The latest numbers, in fact, show Houston adding 80,000 jobs between February 2007 and February 2008. While cities like Los Angeles are down 37,000 jobs or Detroit, which has lost 42,000...

"Not only have we put on more jobs than any other metropolitan area, but we've also put on more jobs than any other state, other than our home state of Texas," said Wagher.

Christopher White is looking for work.

"It's good," he said. "Houston seems like there's a lot of opportunities here. But at the same time, it's trying to get your foot in the door and try to find somebody that you know to actually get in the door."

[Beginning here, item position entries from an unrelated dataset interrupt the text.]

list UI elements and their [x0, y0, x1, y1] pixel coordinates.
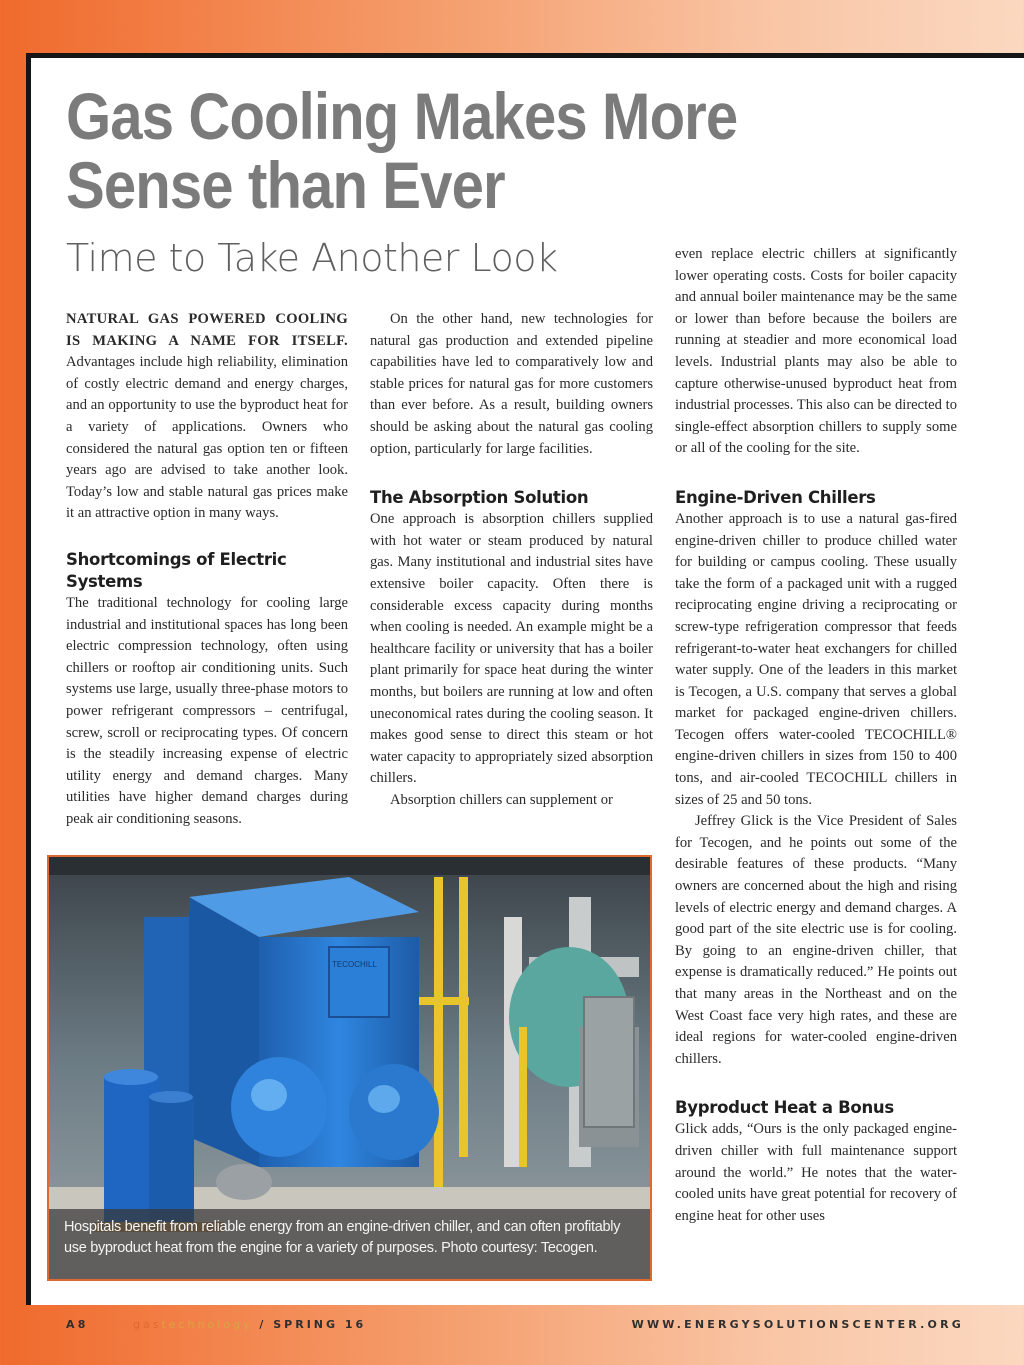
paragraph-replace-chillers: even replace electric chillers at significantly lower operating costs. Costs for boiler capacity and annual boiler maintenance may be the same or lower than before because the boilers are running at steadier and more economical load levels. Industrial plants may also be able to capture otherwise-unused byproduct heat from industrial processes. This also can be directed to single-effect absorption chillers to supply some or all of the cooling for the site.: [675, 246, 957, 457]
paragraph-glick-quote: Jeffrey Glick is the Vice President of Sales for Tecogen, and he points out some of the desirable features of these products. “Many owners are concerned about the high and rising levels of electric energy and demand charges. A good part of the site electric use is for cooling. By going to an engine-driven chiller, that expense is dramatically reduced.” He points out that many areas in the Northeast and on the West Coast face very high rates, and these are ideal regions for water-cooled engine-driven chillers.: [675, 813, 957, 1067]
page-number: A8: [66, 1318, 89, 1331]
paragraph-absorption-supplement: Absorption chillers can supplement or: [390, 791, 613, 808]
mag-technology: technology: [161, 1318, 253, 1331]
paragraph-absorption: One approach is absorption chillers supplied with hot water or steam produced by natural gas. Many institutional and industrial sites have extensive boiler capacity. Often there is considerable excess capacity during months when cooling is needed. An example might be a healthcare facility or university that has a boiler plant primarily for space heat during the winter months, but boilers are running at low and often uneconomical rates during the cooling season. It makes good sense to direct this steam or hot water capacity to appropriately sized absorption chillers.: [370, 511, 653, 787]
title-line-2: Sense than Ever: [66, 148, 505, 222]
tecochill-label: TECOCHILL: [332, 960, 377, 969]
text-column-3: [675, 244, 957, 1227]
paragraph-byproduct-heat: Glick adds, “Ours is the only packaged engine-driven chiller with full maintenance support around the world.” He notes that the water-cooled units have great potential for recovery of engine heat for other uses: [675, 1121, 957, 1224]
text-column-2: [370, 309, 653, 811]
paragraph-shortcomings: The traditional technology for cooling large industrial and institutional spaces has long been electric compression technology, often using chillers or rooftop air conditioning units. Such systems use large, usually three-phase motors to power refrigerant compressors – centrifugal, screw, scroll or reciprocating types. Of concern is the steadily increasing expense of electric utility energy and demand charges. Many utilities have higher demand charges during peak air conditioning seasons.: [66, 594, 348, 827]
text-column-1: [66, 309, 348, 830]
magazine-issue: [133, 1318, 366, 1331]
lead-in: NATURAL GAS POWERED COOLING IS MAKING A NAME FOR ITSELF.: [66, 311, 348, 349]
article-title: [66, 79, 858, 222]
article-subtitle: Time to Take Another Look: [66, 236, 558, 280]
heading-shortcomings: Shortcomings of Electric Systems: [66, 549, 287, 591]
intro-text: Advantages include high reliability, elimination of costly electric demand and energy charges, and an opportunity to use the byproduct heat for a variety of applications. Owners who considered the natural gas option ten or fifteen years ago are advised to take another look. Today’s low and stable natural gas prices make it an attractive option in many ways.: [66, 354, 348, 522]
title-line-1: Gas Cooling Makes More: [66, 79, 738, 153]
issue-label: / SPRING 16: [252, 1318, 367, 1331]
mag-gas: gas: [133, 1318, 162, 1331]
heading-engine-driven: Engine-Driven Chillers: [675, 487, 876, 507]
heading-absorption: The Absorption Solution: [370, 488, 589, 508]
heading-byproduct-heat: Byproduct Heat a Bonus: [675, 1098, 894, 1118]
photo-caption: Hospitals benefit from reliable energy from an engine-driven chiller, and can often profitably use byproduct heat from the engine for a variety of purposes. Photo courtesy: Tecogen.: [49, 1209, 650, 1279]
website-url[interactable]: WWW.ENERGYSOLUTIONSCENTER.ORG: [631, 1318, 964, 1331]
paragraph-engine-driven: Another approach is to use a natural gas-fired engine-driven chiller to produce chilled water for building or campus cooling. These usually take the form of a packaged unit with a rugged reciprocating engine driving a reciprocating or screw-type refrigeration compressor that feeds refrigerant-to-water heat exchangers for chilled water supply. One of the leaders in this market is Tecogen, a U.S. company that serves a global market for packaged engine-driven chillers. Tecogen offers water-cooled TECOCHILL® engine-driven chillers in sizes from 150 to 400 tons, and air-cooled TECOCHILL chillers in sizes of 25 and 50 tons.: [675, 510, 957, 808]
intro-paragraph: [66, 309, 348, 525]
chiller-photo: [47, 855, 652, 1281]
paragraph-new-technologies: On the other hand, new technologies for natural gas production and extended pipeline capabilities have led to comparatively low and stable prices for natural gas for more customers than ever before. As a result, building owners should be asking about the natural gas cooling option, particularly for large facilities.: [370, 311, 653, 457]
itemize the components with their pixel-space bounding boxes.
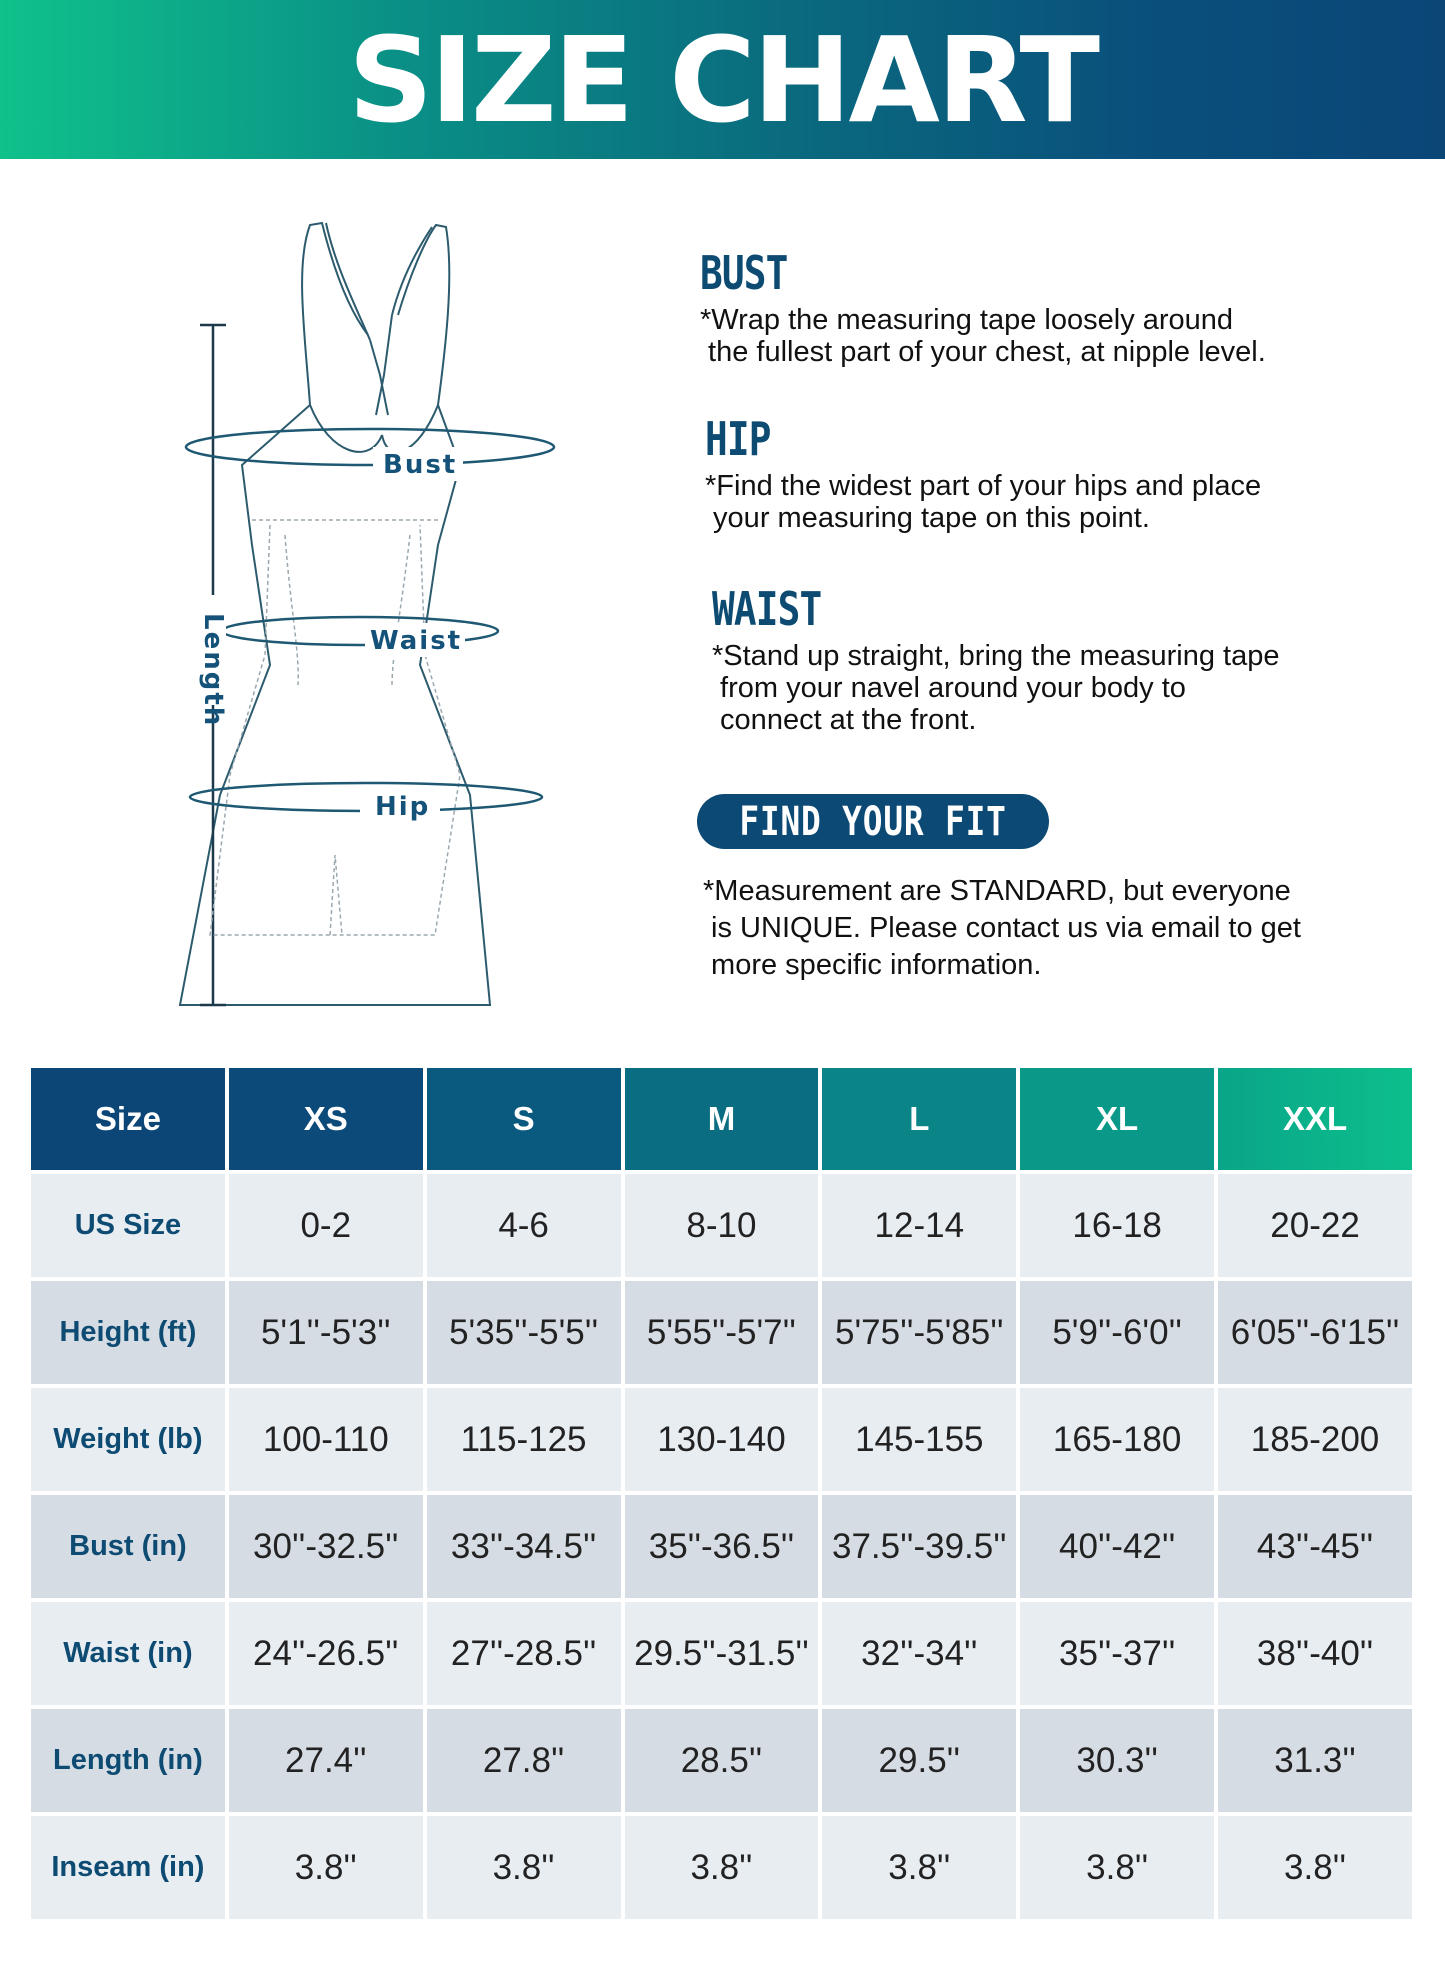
hip-label: Hip [375,792,431,822]
table-cell: 38''-40'' [1218,1602,1412,1705]
table-cell: 30.3'' [1020,1709,1214,1812]
bust-instruction-line-2: the fullest part of your chest, at nipple level. [700,336,1266,368]
table-cell: 31.3'' [1218,1709,1412,1812]
table-cell: 165-180 [1020,1388,1214,1491]
table-cell: 12-14 [822,1174,1016,1277]
table-cell: 16-18 [1020,1174,1214,1277]
table-row [31,1602,1412,1705]
row-label: Height (ft) [31,1281,225,1384]
row-label: US Size [31,1174,225,1277]
row-label: Waist (in) [31,1602,225,1705]
table-cell: 6'05''-6'15'' [1218,1281,1412,1384]
table-cell: 3.8'' [427,1816,621,1919]
waist-section [712,582,1412,736]
header-xs: XS [229,1068,423,1170]
table-cell: 35''-37'' [1020,1602,1214,1705]
table-cell: 27''-28.5'' [427,1602,621,1705]
table-cell: 5'75''-5'85'' [822,1281,1016,1384]
table-cell: 29.5'' [822,1709,1016,1812]
length-label: Length [198,613,228,728]
bust-heading: BUST [700,246,788,300]
row-label: Length (in) [31,1709,225,1812]
note-line-3: more specific information. [703,949,1042,981]
table-cell: 5'55''-5'7'' [625,1281,819,1384]
hip-instruction-line-1: *Find the widest part of your hips and place [705,470,1262,502]
waist-instruction-line-3: connect at the front. [712,704,977,736]
row-label: Bust (in) [31,1495,225,1598]
table-cell: 5'35''-5'5'' [427,1281,621,1384]
header-xxl: XXL [1218,1068,1412,1170]
table-cell: 20-22 [1218,1174,1412,1277]
table-cell: 5'1''-5'3'' [229,1281,423,1384]
garment-diagram [170,215,630,1015]
table-cell: 3.8'' [625,1816,819,1919]
table-cell: 35''-36.5'' [625,1495,819,1598]
table-row [31,1388,1412,1491]
table-cell: 3.8'' [822,1816,1016,1919]
table-row [31,1281,1412,1384]
page-title: SIZE CHART [348,10,1097,149]
waist-label: Waist [370,626,463,656]
hip-section [705,412,1405,534]
row-label: Weight (lb) [31,1388,225,1491]
header-l: L [822,1068,1016,1170]
table-cell: 30''-32.5'' [229,1495,423,1598]
table-cell: 8-10 [625,1174,819,1277]
table-cell: 29.5''-31.5'' [625,1602,819,1705]
table-cell: 3.8'' [1020,1816,1214,1919]
measurement-note [703,873,1393,984]
waist-instruction-line-2: from your navel around your body to [712,672,1186,704]
waist-instruction-line-1: *Stand up straight, bring the measuring tape [712,640,1280,672]
table-cell: 37.5''-39.5'' [822,1495,1016,1598]
bust-instruction-line-1: *Wrap the measuring tape loosely around [700,304,1234,336]
table-cell: 3.8'' [1218,1816,1412,1919]
table-cell: 4-6 [427,1174,621,1277]
table-cell: 43''-45'' [1218,1495,1412,1598]
bust-section [700,246,1400,368]
row-label: Inseam (in) [31,1816,225,1919]
find-your-fit-label: FIND YOUR FIT [739,798,1007,845]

He's about to graduate from Rice with a degree in architecture, an industry not unlike construction, engineering, or healthcare where there are still jobs to be had.

"Right now, the job market is looking great for just about everybody," said Melanie McConnell with Rice University career services.

McConnell helps Rice students like Chris find work.

"We find that a lot of the oil and gas companies are really searching for people," she said. "And a lot of the companies are doing a lot as well."

The market here seems to be good for workers almost without regard to their discipline.

Marsha Murray runs a local staffing and placement firm. And her company found in a recent survey not only are people hiring, but salaries are climbing.

"So with energy strong, construction strong, manufacturing strong in Houston, there is a demand for this top talent," she said.

How long will it last? How long will Houston remain ahead of the economic curve? There's no telling, obviously. But Christopher White is banking on the hope that it's long enough for him to find a job.

"I feel like for another year or two, there are some good strong jobs out there," he said. "After that, I'm not so sure."